Mr. Kotsopoulos said the next three months would be an ideal time for cash sitting on the sideline to be put into buying into bonds, particularly US corporate and Government bonds.
And he is upbeat about the prospects for the Bermuda economy and market despite the general doom and gloom among investors on the Island.
"I don't see a disaster scenario as far as the Bermuda market goes," he said.
"I sense the people here are a little bit more pessimistic about the outlook for Bermuda.
"But there is certainly a positive wealth effect that hovers over the Bermuda economy and I think it is not as bad as the locals might think."

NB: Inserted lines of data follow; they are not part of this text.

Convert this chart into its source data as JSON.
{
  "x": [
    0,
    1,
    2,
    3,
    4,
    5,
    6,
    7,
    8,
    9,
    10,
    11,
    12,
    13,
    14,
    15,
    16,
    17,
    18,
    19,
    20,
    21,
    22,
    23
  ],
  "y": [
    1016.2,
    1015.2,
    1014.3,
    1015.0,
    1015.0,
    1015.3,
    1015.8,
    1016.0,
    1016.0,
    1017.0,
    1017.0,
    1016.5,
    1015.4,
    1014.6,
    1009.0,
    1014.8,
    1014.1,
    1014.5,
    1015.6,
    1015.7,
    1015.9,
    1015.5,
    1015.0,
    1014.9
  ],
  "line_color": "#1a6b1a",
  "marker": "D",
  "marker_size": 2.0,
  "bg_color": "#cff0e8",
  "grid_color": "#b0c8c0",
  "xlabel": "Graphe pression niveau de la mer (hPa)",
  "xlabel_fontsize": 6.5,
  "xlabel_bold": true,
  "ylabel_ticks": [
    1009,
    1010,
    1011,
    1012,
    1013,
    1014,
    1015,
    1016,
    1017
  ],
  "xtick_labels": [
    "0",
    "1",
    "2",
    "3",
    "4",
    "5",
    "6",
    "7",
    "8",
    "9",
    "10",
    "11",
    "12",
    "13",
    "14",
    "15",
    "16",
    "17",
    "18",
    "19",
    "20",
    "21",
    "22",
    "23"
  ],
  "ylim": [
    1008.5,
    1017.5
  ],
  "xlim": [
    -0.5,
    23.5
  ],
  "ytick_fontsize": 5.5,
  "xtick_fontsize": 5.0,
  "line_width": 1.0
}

Mr. Kotsopoulos said that the global economy had enjoyed a strong period of sustained growth prior to the downturn hitting in 2008 and 2009 and despite the best efforts of the US Federal Reserve to revive it, inflation had not yet raised its head. He said that bonds were therefore an attractive proposition in the current climate.
Looking at the bigger picture, Mr. Kotsopoulos said a question mark had been raised over the financial position of debt-laden Greece and similar small European economies. However, he added that if the issue was overcome the US Government bond market would probably prosper through a liquidity injection by global central banks.
"I don't think the global economy can withstand another meltdown," he said.
"It would be very difficult to come up with another large spending or liquidity package and if it did then maybe inflation would be a problem.
"So for the bond market, pretty much getting any raise in interest rates would be a good buying opportunity."
Further ahead, Mr. Kotsopoulos views steady returns from the market — not at the same double-digit level experienced in the 1990s — but with a reasonable rate for bonds.